ENGL 2240: Module 2: POETRY

Introduction

How does one define poetry?  Is it by easily identifiable visual characteristics like shortened lines, stanzas, structure, or something auditory like rhythm or rime?  Or something else entirely?

Some of our most famous poets had some very interesting definitions of poetry:

Robert Frost

"Poetry is when an emotion has found its thought and the thought had found its words."

Mary Oliver

"Poetry isn't a profession, it's a way of life.  It's an empty basket; you put your life into it and make something out of that."

Dylan Thomas

"Poetry is what in a poem makes you laugh, cry, prickle, be silent, makes your toe nails twinkle, makes you want to do this or that or nothing, makes you know that you are alone in the world, that your bliss and suffering is forever shared and forever your own."

 

One of the primary objectives of this course is to develop our own personal definition of poetry, to gain an appreciation of poetry through the artistry of its makers, their creativity and usage of words, relish the interplay between truth and emotion, to develop our analytical and interpretive skills, but mostly we simply want to stand back and look at the ever-evolving definition of poetry, look at poets whose works helped both to create and to destroy definitions of poetry, works that shatter us to our core, force us to examine not only the world around us, but also turn that examination inward, upon ourselves, to discover our own personal truths and the beauty behind them.
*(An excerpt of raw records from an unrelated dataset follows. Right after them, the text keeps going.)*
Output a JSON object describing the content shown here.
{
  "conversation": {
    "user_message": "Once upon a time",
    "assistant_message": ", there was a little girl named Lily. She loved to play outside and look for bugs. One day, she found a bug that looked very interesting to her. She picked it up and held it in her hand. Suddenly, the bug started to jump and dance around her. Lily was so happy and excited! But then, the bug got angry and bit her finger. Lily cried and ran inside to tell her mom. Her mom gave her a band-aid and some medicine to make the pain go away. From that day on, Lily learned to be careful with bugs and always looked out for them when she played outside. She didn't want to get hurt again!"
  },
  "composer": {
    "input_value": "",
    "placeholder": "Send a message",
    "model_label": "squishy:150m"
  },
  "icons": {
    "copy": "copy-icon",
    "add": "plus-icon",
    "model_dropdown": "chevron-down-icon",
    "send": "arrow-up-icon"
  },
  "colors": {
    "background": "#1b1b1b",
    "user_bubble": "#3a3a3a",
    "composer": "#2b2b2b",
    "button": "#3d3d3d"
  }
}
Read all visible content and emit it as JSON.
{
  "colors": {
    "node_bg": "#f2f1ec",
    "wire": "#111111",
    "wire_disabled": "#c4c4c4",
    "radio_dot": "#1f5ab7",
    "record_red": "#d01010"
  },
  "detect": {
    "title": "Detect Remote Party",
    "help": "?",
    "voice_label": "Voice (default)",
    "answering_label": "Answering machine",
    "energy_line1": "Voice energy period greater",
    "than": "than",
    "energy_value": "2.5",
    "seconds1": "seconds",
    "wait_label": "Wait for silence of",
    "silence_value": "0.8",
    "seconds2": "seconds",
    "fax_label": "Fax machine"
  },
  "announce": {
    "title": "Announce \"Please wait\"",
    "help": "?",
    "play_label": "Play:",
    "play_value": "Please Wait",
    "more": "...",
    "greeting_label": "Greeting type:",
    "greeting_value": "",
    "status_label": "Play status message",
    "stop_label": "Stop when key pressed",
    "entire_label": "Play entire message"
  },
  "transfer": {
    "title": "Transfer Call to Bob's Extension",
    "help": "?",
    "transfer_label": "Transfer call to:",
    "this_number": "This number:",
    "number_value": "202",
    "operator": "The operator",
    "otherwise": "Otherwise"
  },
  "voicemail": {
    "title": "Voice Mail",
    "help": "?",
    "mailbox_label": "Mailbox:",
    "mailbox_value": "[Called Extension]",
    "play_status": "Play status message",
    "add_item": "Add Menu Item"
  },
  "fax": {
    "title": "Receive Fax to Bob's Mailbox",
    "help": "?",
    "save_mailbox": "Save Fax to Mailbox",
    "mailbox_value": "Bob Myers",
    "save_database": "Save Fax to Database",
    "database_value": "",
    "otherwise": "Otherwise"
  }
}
In the preface to the second edition of their work Lyrical Ballads (1800), British poets Samuel Taylor Coleridge and William Wordsworth provided us with this definition of poetry:

"the spontaneous overflow of powerful feelings" [saying] that poetry should be written in "the language really used by men."

Poetry is meant to be evocative, or to evoke a response in its reader.  Be it an emotional response like joy, sadness, regret; or, one of cognition and understanding, making a connection, and exploring our innermost thoughts and feelings; or, finally, finding a nugget of truth, of wisdom, of reality.

In 1991, poet and poetry critic Dana Gioia published an essay titled "Can Poetry Matter?"  It sparked a quick and furiously divided response.  Many in the poetry community felt Gioia had betrayed his livelihood, his "brethren" in poetics, and their brutal, initial responses reflected that sense of betrayal.  Others, however, said Gioia made some very valid points regarding the current state of poetry and poetics; and hearing "the truth" about that sometimes hurts.  This dichotomy, between the hard-liner of traditional poetry vs. the more modern, "hip" writers and scholars, led to a larger discussion of poetry in general.

Now joining the table discussions were those who were generally excluded from participation:  those who didn't subscribe to "closed form" ideology, those who looked at the poem on the page as a work of visual "art" rather than something only to be read aloud; especially those for whom sound and authenticity were most important.  Even the venues changed.  Poetry was no longer confined to sophisticated readings in a lecture hall on a college campus; it was in smoky "dive bars" where "poets/performers" challenged one another on a stage in "poetry slams;" and in secondary schools, where students auditioned for a chance to be a state representative to the "Poetry Out Loud" national poetry recitation competition.